Typical HDD read/write
latency is on the order of 10 milliseconds. By contrast, typical SSD read and
write latencies are around 200 microseconds and 100 microseconds, respectively
– about five orders of magnitude lower. Specialized PCIe® flash cache acceleration
cards can reduce latency another order of magnitude to tens of microseconds. Using
solid state storage to supplement or replace HDDs enables servers and
applications to do four to10 times more work. Server-based flash caching provides
even greater gains in SAN and NAS environments – up to 30 times.
Flash cache acceleration
cards deliver the lowest latency when plugged directly into a server’s PCIe
bus. Intelligent caching software continuously and transparently places hot data
(the most frequently accessed or temporally important) in low-latency flash
storage to improve performance. Some flash cache acceleration cards support
multiple terabytes of solid state storage, holding entire databases or working
datasets as hot data. And because there is no intervening network and no risk
of associated congestion, the cached data is accessible quickly and
deterministically under any workload.
Deploying an all-solid-state
Tier 0 for some applications is also now feasible, and at least one MDC uses
SSDs exclusively. In the enterprise, decisions about using SSDs usually focus
on the storage layer, and cost per GByte or IOPs, pitting HDDs against SSDs
with an emphasis on capital expenditure. MDCs have discovered that SSDs deliver
better price/performance than HDDs by maximizing work-per-dollar investments in
other infrastructure (especially servers and software licenses), and by
reducing overall maintenance costs. Solid state storage is also more reliable,
easier to manage, faster to replicate and rebuild, and more energy-efficient than
HDDs – all advantages to any datacenter.
Pioneering the Datacenter of the Future
MDCs have been driving open
source solutions with proven performance, reliability and scalability. In some
cases, these pioneering efforts have enabled applications to scale far beyond
any commercial product. Examples include Hadoop® for analytics and derivative
applications, and clustered query and databases applications like Cassandra™
and Google’s Dremel. The state-of-the-art for these and other applications is
evolving quickly, literally month-by-month. These open source solutions are
seeing increasing adoption and inspiring new commercial solutions.
Two other, relatively new
initiatives are expected to bring MDC advances to the enterprise market, just
as Linux® software did. One is OpenCompute, which offers a minimalist,
cost-effective, easy-to-scale hardware infrastructure for compute clusters. Open
Compute could also foster its own innovation, including an open hardware
support services business model similar to the one now used for open source
software. The second initiative is OpenStack® software, which promises a higher
level of automation for managing pools of compute, storage and networking resources,
ultimately leading to the ability to operate a software defined datacenter.
A related MDC initiative
involves disaggregating servers at the rack level. Disaggregation separates the
processor from memory, storage, networking and power, and pools these resources
at the rack level, enabling the lifecycle of each resource to be managed on its
own optimal schedule to help minimize costs while increasing work-per-dollar.
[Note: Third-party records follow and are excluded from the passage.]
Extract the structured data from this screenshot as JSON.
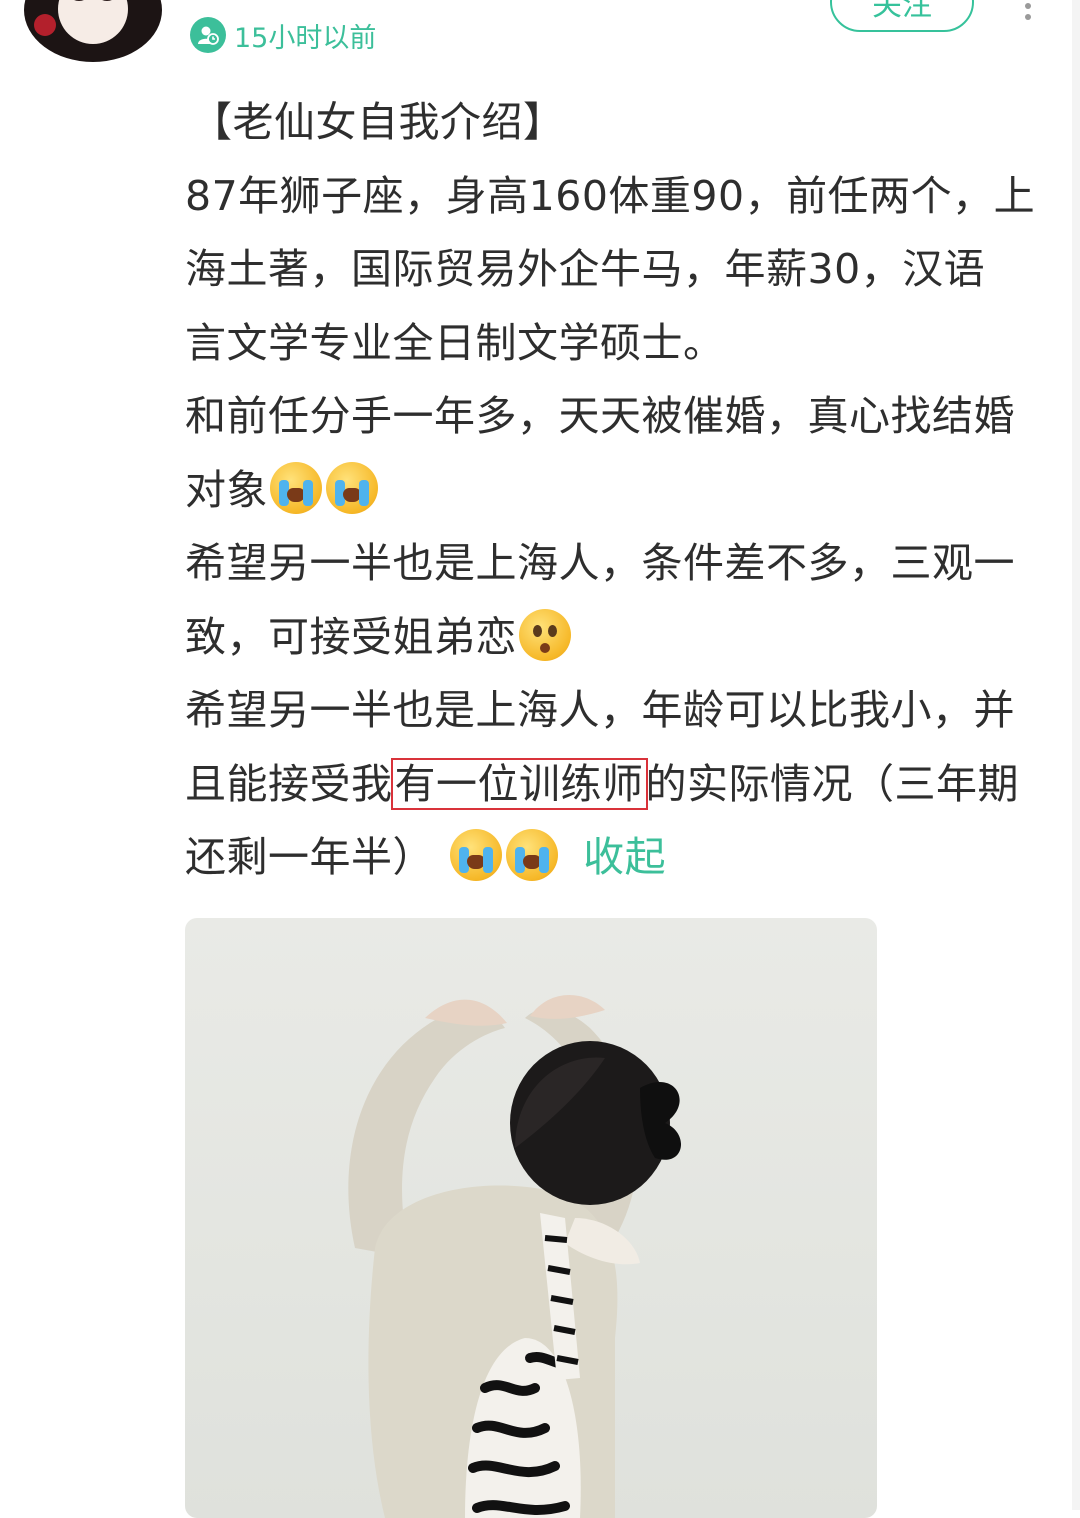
{
  "header": {
    "time_label": "15小时以前",
    "follow_label": "关注"
  },
  "post": {
    "lines": [
      "【老仙女自我介绍】",
      "87年狮子座，身高160体重90，前任两个，上",
      "海土著，国际贸易外企牛马，年薪30，汉语",
      "言文学专业全日制文学硕士。",
      "和前任分手一年多，天天被催婚，真心找结婚",
      "对象",
      "希望另一半也是上海人，条件差不多，三观一",
      "致，可接受姐弟恋",
      "希望另一半也是上海人，年龄可以比我小，并",
      "且能接受我",
      "有一位训练师",
      "的实际情况（三年期",
      "还剩一年半）"
    ],
    "collapse_label": "收起"
  },
  "icons": {
    "time_icon": "user-clock-icon",
    "more_icon": "more-vertical-icon",
    "emoji_cry": "loudly-crying-face-emoji",
    "emoji_flushed": "flushed-face-emoji"
  },
  "colors": {
    "accent": "#3cbf9a",
    "highlight_box": "#d9323a",
    "text": "#2e2e2e"
  }
}
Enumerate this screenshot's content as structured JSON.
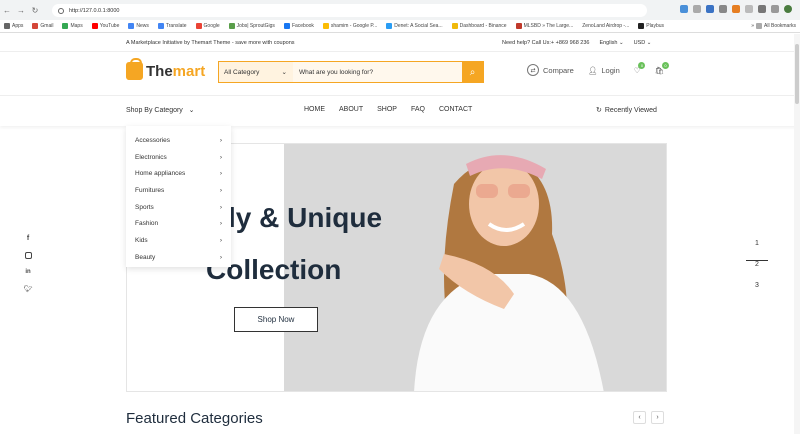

Some
architects believe that these initiatives could reduce total cost of ownership
by a staggering 70 percent.
Maximizing
work-per-dollar at the rack and datacenter levels is one of the best ways today
for IT architects in any organization to do more with less. MDCs are masters at
this type of high efficiency as they continue to redefine how datacenters will scale
to meet the formidable challenges of the data deluge.
About the Author
Robert Ober is an LSI Fellow
in Corporate Strategy, driving LSI into new technologies, businesses and
products. He has 30 years of experience in processor and system architecture.
Prior to joining LSI, Rob was a Fellow in the Office of the CTO at AMD, with
responsibility for mobile platforms, embedded platforms and wireless strategy.
He was one of the founding Board members of OLPC ($100 laptop.org) and was
influential in its technical evolution, and was also
a Board Member of OpenSPARC.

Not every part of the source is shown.